Halloween Frights and Delights: Off The Beaten Path

October,and the winds are cooling: Children approach the subject of Halloween costumes with a seriousness few adults give to any and all  wardrobe decisions, and television begins to trot out the usual gorefests.  Time for that spooky book? Tired of that same old fare of ,say, H.P. Lovecraft and Stephen King? With all due respect to the aforementioned rulers of dread, there are a lot of other authors out there, and they aren’t usually found in the genre section.  This month, I’ll highlight some of these talents, and hopefully, take you to some places you’ve never been before…


Joyce Carol Oates has always been a writer whose words crackle with an offhand and nearly effortless sense of dread.  She swims through the waters of dysfunctional family behaviors with a grace that’s eerie and odd to many, but-like a deer in the headlights-you can’t look away.  If you have read The Falls or We Were The Mulvaneys, you have experienced this feeling of things unsaid and tragic or terrible truths which have not been faced. But Oates tops them all in Zombie.

Quentin P. is a child of privilege, a product of a supremely dysfunctional family, and a serial killer. Oates doesn’t offer whys or wherefores; she simply presents Quentin: beyond understanding or redemption. This one is a short novel, some say mercifully so. Not for the squeamish.

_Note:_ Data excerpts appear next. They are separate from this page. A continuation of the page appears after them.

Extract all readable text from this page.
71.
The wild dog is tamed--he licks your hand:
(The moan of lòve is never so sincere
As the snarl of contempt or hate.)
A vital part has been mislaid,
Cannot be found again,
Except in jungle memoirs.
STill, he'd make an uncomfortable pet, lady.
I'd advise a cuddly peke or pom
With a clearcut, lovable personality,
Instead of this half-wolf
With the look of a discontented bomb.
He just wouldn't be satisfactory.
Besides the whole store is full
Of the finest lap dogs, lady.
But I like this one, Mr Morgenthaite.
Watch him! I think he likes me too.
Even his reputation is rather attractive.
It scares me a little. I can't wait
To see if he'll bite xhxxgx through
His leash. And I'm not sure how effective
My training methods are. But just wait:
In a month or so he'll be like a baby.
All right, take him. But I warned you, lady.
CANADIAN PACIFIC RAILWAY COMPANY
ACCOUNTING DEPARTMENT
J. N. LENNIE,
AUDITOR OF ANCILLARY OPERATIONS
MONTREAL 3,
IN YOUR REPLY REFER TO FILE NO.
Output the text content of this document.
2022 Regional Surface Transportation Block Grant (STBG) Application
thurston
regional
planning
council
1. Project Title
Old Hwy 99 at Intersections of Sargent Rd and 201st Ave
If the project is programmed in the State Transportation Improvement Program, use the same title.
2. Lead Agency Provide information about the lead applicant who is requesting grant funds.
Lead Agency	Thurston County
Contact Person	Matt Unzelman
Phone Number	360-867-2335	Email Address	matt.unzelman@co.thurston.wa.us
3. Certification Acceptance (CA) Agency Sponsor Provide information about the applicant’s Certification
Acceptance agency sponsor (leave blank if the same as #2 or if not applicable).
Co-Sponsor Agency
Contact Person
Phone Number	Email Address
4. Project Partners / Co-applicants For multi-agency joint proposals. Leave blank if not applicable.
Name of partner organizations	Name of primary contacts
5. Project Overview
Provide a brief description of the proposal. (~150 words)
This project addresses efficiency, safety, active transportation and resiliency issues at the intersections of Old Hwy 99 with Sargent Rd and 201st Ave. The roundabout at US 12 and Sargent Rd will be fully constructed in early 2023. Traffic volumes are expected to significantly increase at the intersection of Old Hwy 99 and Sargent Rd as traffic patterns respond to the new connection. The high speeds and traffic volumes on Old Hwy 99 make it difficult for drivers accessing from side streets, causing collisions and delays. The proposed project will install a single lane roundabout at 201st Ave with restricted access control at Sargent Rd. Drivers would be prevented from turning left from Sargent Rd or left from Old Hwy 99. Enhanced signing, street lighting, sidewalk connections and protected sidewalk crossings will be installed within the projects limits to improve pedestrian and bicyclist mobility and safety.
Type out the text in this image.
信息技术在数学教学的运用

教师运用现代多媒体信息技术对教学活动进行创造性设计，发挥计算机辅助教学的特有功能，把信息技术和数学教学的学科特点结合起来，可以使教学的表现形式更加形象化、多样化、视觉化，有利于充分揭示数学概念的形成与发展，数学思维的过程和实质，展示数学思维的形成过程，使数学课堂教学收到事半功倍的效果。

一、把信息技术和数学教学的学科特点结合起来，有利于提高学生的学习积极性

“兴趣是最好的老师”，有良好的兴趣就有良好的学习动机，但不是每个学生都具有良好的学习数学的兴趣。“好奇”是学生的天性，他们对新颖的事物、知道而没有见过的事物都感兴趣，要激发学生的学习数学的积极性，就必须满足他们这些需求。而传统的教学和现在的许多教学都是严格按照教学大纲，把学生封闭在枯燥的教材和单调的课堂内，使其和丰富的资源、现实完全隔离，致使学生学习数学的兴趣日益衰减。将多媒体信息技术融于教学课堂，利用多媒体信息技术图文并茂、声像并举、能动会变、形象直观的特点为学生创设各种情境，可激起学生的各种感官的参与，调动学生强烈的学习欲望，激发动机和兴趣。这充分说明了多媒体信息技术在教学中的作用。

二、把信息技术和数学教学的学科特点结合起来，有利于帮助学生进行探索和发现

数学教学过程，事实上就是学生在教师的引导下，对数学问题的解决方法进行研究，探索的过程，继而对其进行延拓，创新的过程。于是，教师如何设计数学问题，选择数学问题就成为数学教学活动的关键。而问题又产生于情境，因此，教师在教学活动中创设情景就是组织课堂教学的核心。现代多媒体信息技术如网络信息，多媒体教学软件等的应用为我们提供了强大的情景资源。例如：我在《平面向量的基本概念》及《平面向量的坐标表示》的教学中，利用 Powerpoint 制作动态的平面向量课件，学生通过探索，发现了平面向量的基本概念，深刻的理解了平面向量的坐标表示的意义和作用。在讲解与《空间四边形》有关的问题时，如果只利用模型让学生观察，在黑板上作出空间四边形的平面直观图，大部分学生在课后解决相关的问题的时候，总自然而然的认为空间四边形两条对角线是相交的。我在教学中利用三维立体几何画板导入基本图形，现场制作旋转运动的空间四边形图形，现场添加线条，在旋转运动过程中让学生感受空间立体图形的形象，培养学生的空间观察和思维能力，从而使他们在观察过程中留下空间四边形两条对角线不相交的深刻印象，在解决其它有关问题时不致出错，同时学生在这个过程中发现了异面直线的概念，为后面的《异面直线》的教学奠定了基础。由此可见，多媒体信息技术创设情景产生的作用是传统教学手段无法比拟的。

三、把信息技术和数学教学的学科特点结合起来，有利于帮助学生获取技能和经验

It was on the long-term encouragements of a friend that I read Stewart O’nan’s A Prayer For The Dying and it’s existential horror left me stunned. It’s principle character, Jacob Hansen, is a survivor of the Civil War who moves to a small mid-western town. Once there, he becomes the town’s sheriff/preacher/undertaker. The town is hit by a diptheria epidemic and closes it’s borders…But what do they do when the town is threatened by an approaching fire? We follow the unraveling of society, faith and sanity itself through the words of Hansen. This is one of the most haunting books I’ve read in years. Which leads me to my next book by O’Nan: The Night Country.

Five teenagers are involved in a car crash on Halloween night. Three die, two survive, one with brain damage. One year later, the ghosts of the three dead teenagers come back, called by anyone who still remember them. This one is creepy in the finest legacy of Shirley Jackson, and relentless in it’s progression.  O’Nan has a real skill with understatement; one that allows both A Prayer For The Dying and The Night Country to deliver some real power and impact.